O exame detectou os tumores em estágio quatro, com metástase no fêmur, bacia, coluna e crânio. Ela tinha seis anos quando foi diagnosticada e ali se iniciou uma jornada de dois anos em um complicado tratamento contra o tumor.
“Não esperávamos que uma dor nas costas pudesse ser algo tão grave. Acho que tudo no mundo perdeu o sentido a partir daquele diagnóstico. O nosso primeiro medo foi o prognóstico e, quando pesquisamos sobre ele, nosso mundo caiu”, lembra o pai.
O que é o neuroblastoma?
Segundo o oncologista Neviçolino Pereira, presidente da Sociedade Brasileira de Oncologia Pediátrica (SOBOPE), o neuroblastoma é um câncer infantil agressivo que se origina no sistema nervoso simpático. “Os sintomas são inespecíficos e podem facilmente ser confundidos com doenças comuns da infância: como dor abdominal, perda de peso e febre”, explica. Além disso, algumas variantes genéticas tornam o tumor ainda mais resistente aos tratamentos.
“Nos últimos 20 anos, houve avanços significativos no tratamento, indo muito além da quimioterapia, cirurgia e radioterapia. A inclusão de transplante de medula óssea e, mais tarde, da imunoterapia com anticorpos, elevou as taxas de cura para o neuroblastoma em estágios avançados. Outras terapias-alvo que agem em alterações genéticas específicas do tumor também têm demonstrado resultados promissores”, afirma Pereira.
No entanto, o acesso a esses tratamentos modernos ainda é um desafio no Brasil. Muitos medicamentos de alto custo não estão disponíveis no Sistema Único de Saúde (SUS) ou mesmo no rol da Agência Nacional de Saúde Suplementar (ANS), o que força as famílias a recorrerem a ações judiciais para conseguir o tratamento.

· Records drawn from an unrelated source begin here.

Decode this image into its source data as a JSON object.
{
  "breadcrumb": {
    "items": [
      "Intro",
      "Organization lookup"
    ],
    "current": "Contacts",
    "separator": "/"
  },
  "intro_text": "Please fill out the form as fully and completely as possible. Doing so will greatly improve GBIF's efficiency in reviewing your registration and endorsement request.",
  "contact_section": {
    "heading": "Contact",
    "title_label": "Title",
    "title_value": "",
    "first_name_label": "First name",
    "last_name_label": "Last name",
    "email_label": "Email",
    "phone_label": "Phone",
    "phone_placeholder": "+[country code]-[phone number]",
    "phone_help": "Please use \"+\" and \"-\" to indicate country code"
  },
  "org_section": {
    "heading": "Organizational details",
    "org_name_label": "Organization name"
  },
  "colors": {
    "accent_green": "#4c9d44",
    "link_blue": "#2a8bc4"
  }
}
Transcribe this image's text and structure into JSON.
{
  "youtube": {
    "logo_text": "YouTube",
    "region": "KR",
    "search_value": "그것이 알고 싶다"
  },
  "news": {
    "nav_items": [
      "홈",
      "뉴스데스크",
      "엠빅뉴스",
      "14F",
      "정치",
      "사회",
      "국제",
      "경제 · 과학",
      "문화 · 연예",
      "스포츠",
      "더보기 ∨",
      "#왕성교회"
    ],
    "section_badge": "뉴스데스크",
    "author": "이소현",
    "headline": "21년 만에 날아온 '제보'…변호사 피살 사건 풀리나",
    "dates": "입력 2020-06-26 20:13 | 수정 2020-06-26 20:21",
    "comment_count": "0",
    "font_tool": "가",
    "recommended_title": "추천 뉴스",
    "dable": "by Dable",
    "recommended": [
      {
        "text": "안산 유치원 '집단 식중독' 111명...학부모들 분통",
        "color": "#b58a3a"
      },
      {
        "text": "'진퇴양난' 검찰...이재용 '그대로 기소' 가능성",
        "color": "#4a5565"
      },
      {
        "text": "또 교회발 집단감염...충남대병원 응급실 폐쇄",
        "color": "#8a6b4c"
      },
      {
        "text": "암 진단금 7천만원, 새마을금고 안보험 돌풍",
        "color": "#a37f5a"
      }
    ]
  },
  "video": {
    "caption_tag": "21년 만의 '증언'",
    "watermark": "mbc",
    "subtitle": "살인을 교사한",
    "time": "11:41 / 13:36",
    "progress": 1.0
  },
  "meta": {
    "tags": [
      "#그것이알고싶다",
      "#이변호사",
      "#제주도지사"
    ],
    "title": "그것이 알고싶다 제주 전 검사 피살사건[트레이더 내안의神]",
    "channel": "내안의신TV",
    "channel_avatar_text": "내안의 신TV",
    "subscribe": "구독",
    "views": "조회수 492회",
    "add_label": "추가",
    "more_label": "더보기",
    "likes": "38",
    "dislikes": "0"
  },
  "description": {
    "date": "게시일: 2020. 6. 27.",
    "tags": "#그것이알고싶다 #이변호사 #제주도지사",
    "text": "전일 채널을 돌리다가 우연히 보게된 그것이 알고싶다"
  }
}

A demora pode ser fatal. No neuroblastoma, a progressão da doença é rápida e a agilidade no início do tratamento é crucial para aumentar as chances de cura.
O penoso tratamento de Giovana
O primeiro tratamento foi com quimioterapia, mas a cada nova biópsia se encontravam marcadores que indicavam que o caso poderia ser ainda mais grave. Eles buscaram outras opiniões médicas e tratamentos.
“Fizemos terapia-alvo e dois transplantes de medula. Ela teve melhora, mas os transplantes apresentaram muitas complicações. Foi bem sofrido e ela perdeu muito peso. Ficou 60 dias internada no segundo transplante”, conta Vinícius.
As combinações de quimio, radio e imunoterapia foram se tornando mais fortes e conseguiram fazer os tumores regredirem, mas a doença logo voltava a recuperar terreno, agora aliada aos problemas causados pelo próprio tratamento, como a perda de sensibilidade na perna, ou complicações das internações, como uma perfuração no intestino.
A família passou a tentar remédios e tratamentos fora do país. “Naquela época, eles eram ainda mais inacessíveis no Brasil do que agora, então decidimos tentar nos Estados Unidos”, lembra o pai.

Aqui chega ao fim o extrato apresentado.